Protecting from recovery faults The advantage of designing the recovery interaction in form of wizard is that the operator has only a limited set of options, and it is easy to make sure that the system supports all these options. The only support that we need to add is to enable the operators to undo some of the recovery decisions. Wizard forms allow the user to specify parameters gradually, and to go back to previous forms before submitting the recovery command. Other means to protect from recovery faults are typically application specific.
Recovery interaction style Typically, users do not follow recovery procedures very often. Therefore, we should assume that the recovery screens are new to the users. Also, in emergency, the operator’s mental effort is totally allocated to solving the problem, and nothing is left for learning new screens. This implies that recovery screens should be designed as wizards, providing one option at a time, and a safe default option. If the screen is overloaded with irrelevant data, the user will fail, as he failed in the NYC blackout accident.
Preventing decision errors

Suppose that the user chose an option that we consider as unsafe. Typically, we require the user’s confirmation, by prompting “Are you sure? Y/N”. But then, how should the user respond to this question?
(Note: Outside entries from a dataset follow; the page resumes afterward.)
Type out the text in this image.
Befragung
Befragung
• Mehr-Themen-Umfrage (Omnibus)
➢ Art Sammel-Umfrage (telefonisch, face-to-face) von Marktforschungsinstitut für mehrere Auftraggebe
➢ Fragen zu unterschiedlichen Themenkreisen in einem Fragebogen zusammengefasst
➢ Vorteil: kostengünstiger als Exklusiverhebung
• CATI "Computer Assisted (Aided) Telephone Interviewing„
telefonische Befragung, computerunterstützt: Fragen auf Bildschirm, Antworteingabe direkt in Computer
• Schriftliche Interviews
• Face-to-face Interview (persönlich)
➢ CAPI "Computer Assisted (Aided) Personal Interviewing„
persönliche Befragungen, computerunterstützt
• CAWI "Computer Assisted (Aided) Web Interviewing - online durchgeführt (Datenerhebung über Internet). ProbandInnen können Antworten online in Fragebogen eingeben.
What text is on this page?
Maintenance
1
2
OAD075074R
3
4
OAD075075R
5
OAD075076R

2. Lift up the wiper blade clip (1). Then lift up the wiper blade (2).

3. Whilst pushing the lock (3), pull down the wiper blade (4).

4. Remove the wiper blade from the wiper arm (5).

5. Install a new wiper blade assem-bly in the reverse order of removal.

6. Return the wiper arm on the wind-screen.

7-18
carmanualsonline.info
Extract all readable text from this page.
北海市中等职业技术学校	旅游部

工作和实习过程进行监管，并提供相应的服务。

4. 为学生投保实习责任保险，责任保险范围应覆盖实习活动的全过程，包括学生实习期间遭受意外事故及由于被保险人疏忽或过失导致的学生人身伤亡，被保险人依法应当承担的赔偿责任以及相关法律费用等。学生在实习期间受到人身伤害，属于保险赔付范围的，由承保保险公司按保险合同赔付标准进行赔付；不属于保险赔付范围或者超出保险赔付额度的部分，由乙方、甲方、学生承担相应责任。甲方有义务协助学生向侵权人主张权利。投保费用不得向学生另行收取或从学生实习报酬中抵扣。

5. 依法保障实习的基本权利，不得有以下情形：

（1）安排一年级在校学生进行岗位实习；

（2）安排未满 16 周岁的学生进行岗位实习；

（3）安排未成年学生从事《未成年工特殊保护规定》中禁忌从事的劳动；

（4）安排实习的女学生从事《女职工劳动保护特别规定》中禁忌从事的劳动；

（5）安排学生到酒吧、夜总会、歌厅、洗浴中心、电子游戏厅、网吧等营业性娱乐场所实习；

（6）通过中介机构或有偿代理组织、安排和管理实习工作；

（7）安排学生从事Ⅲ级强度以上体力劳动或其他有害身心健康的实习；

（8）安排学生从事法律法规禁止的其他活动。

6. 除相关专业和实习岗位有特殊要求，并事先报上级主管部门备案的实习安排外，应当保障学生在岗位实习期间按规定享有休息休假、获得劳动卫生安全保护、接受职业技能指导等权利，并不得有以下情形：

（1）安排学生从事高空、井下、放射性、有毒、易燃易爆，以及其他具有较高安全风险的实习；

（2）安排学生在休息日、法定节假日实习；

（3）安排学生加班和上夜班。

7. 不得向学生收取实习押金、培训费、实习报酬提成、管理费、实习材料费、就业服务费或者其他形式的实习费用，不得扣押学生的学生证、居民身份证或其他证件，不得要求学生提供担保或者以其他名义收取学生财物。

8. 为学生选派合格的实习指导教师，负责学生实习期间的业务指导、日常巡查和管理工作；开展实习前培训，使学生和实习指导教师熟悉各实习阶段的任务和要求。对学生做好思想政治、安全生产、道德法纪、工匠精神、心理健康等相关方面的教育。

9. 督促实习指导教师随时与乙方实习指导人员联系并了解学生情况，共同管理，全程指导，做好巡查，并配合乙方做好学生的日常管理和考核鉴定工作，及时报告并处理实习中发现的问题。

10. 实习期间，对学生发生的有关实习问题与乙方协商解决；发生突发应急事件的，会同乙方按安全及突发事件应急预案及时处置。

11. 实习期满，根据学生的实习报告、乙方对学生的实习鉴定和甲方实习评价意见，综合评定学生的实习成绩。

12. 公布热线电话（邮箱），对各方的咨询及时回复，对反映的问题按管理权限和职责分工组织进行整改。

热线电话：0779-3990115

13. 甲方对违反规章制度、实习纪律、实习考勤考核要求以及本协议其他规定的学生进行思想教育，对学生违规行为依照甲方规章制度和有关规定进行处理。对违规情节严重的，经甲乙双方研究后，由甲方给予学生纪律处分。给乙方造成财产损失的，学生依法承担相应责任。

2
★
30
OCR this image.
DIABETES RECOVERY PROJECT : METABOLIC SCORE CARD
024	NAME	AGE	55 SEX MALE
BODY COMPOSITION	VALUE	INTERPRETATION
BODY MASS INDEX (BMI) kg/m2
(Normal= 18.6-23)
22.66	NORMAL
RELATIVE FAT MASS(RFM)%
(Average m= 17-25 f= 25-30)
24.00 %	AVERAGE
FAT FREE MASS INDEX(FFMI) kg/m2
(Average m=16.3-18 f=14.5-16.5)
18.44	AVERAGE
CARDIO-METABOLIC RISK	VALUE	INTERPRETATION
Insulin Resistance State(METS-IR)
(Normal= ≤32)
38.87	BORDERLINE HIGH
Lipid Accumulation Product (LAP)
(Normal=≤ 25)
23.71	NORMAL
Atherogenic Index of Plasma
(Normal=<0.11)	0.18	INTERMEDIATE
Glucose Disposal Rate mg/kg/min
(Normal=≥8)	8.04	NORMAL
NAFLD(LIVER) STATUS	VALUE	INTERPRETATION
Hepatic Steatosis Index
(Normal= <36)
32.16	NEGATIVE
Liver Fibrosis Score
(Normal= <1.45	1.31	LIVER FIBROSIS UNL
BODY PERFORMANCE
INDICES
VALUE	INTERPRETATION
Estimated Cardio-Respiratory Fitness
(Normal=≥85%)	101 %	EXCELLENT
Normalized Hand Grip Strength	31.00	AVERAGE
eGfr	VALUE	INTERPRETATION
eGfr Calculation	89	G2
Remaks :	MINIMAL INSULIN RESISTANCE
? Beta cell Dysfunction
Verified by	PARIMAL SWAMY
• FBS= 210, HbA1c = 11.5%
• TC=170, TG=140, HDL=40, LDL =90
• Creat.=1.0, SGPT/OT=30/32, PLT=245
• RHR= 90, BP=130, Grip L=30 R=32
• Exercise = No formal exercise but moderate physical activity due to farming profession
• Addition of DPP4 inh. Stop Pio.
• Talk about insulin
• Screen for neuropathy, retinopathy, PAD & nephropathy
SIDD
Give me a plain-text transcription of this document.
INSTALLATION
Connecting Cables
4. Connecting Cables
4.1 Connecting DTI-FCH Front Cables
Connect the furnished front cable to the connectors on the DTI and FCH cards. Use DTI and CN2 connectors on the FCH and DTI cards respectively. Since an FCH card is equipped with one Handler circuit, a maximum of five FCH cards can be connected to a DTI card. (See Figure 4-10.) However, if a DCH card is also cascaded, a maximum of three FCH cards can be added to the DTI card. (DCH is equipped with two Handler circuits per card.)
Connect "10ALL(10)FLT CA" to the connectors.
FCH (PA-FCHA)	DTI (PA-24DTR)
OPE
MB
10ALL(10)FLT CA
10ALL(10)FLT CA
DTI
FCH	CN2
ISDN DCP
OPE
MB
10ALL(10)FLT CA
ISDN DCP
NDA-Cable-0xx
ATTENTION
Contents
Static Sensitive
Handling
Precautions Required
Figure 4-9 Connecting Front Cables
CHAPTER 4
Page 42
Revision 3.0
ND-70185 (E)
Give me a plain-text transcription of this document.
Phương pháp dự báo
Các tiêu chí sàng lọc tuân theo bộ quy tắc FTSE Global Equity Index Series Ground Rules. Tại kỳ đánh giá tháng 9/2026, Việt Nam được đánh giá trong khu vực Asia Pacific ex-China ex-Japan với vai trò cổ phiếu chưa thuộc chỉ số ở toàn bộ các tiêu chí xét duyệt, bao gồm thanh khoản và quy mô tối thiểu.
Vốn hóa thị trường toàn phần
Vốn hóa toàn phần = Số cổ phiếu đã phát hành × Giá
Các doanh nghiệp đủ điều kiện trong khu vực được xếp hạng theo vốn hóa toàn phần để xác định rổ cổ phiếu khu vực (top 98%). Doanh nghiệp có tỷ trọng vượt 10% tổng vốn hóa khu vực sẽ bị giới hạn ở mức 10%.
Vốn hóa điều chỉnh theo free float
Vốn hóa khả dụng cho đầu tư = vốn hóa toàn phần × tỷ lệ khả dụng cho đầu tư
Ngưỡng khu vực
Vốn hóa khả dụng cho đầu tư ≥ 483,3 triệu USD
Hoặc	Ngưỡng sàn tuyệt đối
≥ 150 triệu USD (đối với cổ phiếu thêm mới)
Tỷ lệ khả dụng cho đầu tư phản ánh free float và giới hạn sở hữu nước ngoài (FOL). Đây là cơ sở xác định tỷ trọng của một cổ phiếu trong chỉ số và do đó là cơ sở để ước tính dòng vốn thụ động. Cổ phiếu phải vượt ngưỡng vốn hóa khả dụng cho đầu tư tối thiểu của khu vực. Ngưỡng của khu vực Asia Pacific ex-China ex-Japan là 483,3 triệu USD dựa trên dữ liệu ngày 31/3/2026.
If the action was unintentional, the user may choose the N option, but what if the user intended to chose the risky option? The users may rarely understand the risks of confirming the risky option, unless we inform them all the details about this option: Why is my confirmation required? What does the option Y mean? What does the option N mean? How will the system respond in case I confirm my command? Is it safe? Can I regret later? Can I give up this option and still accomplish my task? Can I try before deciding, and see the possible outcome?

We need to provide all these details in order that the user feels safe confirming the command. Also, in case automatic recovery, the system should provide clear indication of why and how the system recovers and the target, stable state.